The first thing to look at is, is it getting 12v ? I had a friend that had the same complaint... Went over to his house and found that when he put his battery back in, he forgot the wire for the power jack
Power jacks are usually a direct connection to the battery by a separate fused wire. Found the wire where he had tucked it out of the way, reconnected it and he was good to go... We then had a couple of beers, a good laugh and told the wives that it was one of those "really bizarre electrical problems"... Assuming that you hooked it back up when you put the battery back in...:
Time to get out the trusty VOM
Quite often, with those tongue jacks, the fuse assembly gets moisture inside and the first thing you know is corrosion settles in around the contacts. Dissimilar metals carrying voltage with a fair amount of amperage (as in a tongue jack) will generate a lot of corrosion rather quickly. Pull the fuse, check the contacts and then start tracing the flow of current. Most come with those silly old glass fuses and the crummy twist together holders. I usually, on a new install or repair, I cut that out and install a good bladed, auto resetting fuse, copper grease on the blades and then wrap the whole thing well in fusible electrical tape.

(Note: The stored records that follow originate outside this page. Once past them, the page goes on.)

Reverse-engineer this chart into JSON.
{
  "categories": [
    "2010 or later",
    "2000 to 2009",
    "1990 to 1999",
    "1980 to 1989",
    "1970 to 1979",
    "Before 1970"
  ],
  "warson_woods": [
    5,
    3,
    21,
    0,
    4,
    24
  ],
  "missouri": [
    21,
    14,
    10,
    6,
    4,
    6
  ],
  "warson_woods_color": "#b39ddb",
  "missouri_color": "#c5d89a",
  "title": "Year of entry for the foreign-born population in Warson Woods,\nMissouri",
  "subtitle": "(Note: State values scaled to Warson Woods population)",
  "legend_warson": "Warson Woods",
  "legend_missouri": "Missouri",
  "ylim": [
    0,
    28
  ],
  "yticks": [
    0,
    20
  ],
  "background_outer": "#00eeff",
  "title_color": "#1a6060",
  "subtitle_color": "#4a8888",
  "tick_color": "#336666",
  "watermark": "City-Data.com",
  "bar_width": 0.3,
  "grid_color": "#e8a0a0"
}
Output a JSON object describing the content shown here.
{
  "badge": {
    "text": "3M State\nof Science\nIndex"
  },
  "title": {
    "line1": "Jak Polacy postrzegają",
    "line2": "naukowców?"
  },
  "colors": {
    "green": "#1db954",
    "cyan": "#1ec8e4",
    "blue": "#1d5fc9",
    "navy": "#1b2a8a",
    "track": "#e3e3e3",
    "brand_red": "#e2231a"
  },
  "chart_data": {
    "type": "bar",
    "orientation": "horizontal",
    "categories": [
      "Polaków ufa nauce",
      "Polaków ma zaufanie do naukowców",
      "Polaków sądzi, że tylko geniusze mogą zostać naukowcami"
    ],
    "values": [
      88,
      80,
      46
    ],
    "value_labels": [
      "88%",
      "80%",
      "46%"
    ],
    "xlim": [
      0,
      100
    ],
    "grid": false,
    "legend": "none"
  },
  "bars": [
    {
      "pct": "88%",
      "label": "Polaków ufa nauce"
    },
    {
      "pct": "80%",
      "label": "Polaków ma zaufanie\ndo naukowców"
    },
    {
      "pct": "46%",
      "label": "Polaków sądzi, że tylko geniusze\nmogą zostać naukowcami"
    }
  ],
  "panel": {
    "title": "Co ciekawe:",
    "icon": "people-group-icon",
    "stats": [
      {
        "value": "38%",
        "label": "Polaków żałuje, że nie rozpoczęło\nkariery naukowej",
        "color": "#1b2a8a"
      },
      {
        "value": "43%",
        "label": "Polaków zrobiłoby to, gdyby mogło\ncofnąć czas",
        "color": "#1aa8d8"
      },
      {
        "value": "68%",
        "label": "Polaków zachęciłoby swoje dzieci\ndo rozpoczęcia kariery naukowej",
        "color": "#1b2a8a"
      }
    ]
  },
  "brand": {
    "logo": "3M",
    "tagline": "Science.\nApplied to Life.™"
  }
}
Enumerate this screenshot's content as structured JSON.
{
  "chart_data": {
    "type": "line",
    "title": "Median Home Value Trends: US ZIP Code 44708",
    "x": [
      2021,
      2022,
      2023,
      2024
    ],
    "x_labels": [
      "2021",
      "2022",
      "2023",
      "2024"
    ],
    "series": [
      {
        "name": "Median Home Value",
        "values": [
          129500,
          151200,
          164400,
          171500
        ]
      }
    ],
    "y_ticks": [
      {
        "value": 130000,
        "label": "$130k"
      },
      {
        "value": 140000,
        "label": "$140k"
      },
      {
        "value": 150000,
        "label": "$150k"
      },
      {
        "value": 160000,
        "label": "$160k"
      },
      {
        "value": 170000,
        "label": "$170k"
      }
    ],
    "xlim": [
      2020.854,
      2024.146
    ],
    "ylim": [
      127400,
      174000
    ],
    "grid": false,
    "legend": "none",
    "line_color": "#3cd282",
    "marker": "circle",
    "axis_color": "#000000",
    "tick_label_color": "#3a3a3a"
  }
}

If you are getting 12v into the fuse, and after checking the "out" side of the fuse, you are getting 12v out, the next thing to look at would be the ground path. Power jacks don't have a ground wire (well, most don't, I'm sure there are exceptions) and they rely on the mounting point for a ground to the trailer's frame. Whenever I help someone install a power jack or walk them through it, I make sure that I sand paint off of the jack's mounting plate and the area that the plate covers on the tongue and then use a paste grease that has copper in it (it is actually an anti-sieze grease, but, the copper has excellent current passing properties and prevents corrosion of the mounting surfaces that were sanded to bare metal) to coat both surfaces. It is possible that your mounting points are still painted and the bolts, particularly if they aren't installed on toothed washers aren't making a good ground path. The ground path is the most often overlooked part of a power jack installation, both by the factory and DIYs...these jacks use a lot of current and they can't draw that current in if they can't pass it out.
The switch is another problem area...again moisture gets in them (they aren't the high tech, expensive marine rated versions) and they fail. That's why most of us keep the jack's head covered with a bucket, or in my case, a water proof bag. The water proof bag was my choice; it kept the head dry, I didn't have to take it off to work the jack's switch and once tied on (it had a draw string closure) it wouldn't come off going down the road. It is possible the switch has failed. If you've established 12v into the motor and the ground path is clean and solid, the switch may be your problem.
It is possible the motor's fried, but, my money is on the current's path. In my years of using them, I've never had a motor go bad...wiring (current path) a definite yes, gearboxes yes (I've seen one), but, never a motor, so, IMHO, that's a long shot. Usually a mechanical reason (motor or gearbox) will give you "advance" warning; a grinding or ratcheting sound or a gradual reduction in ability to lift.
Power jacks are a simple device and 99% of the problems with them are usually with the electrical path. Dust off the VOM and good luck!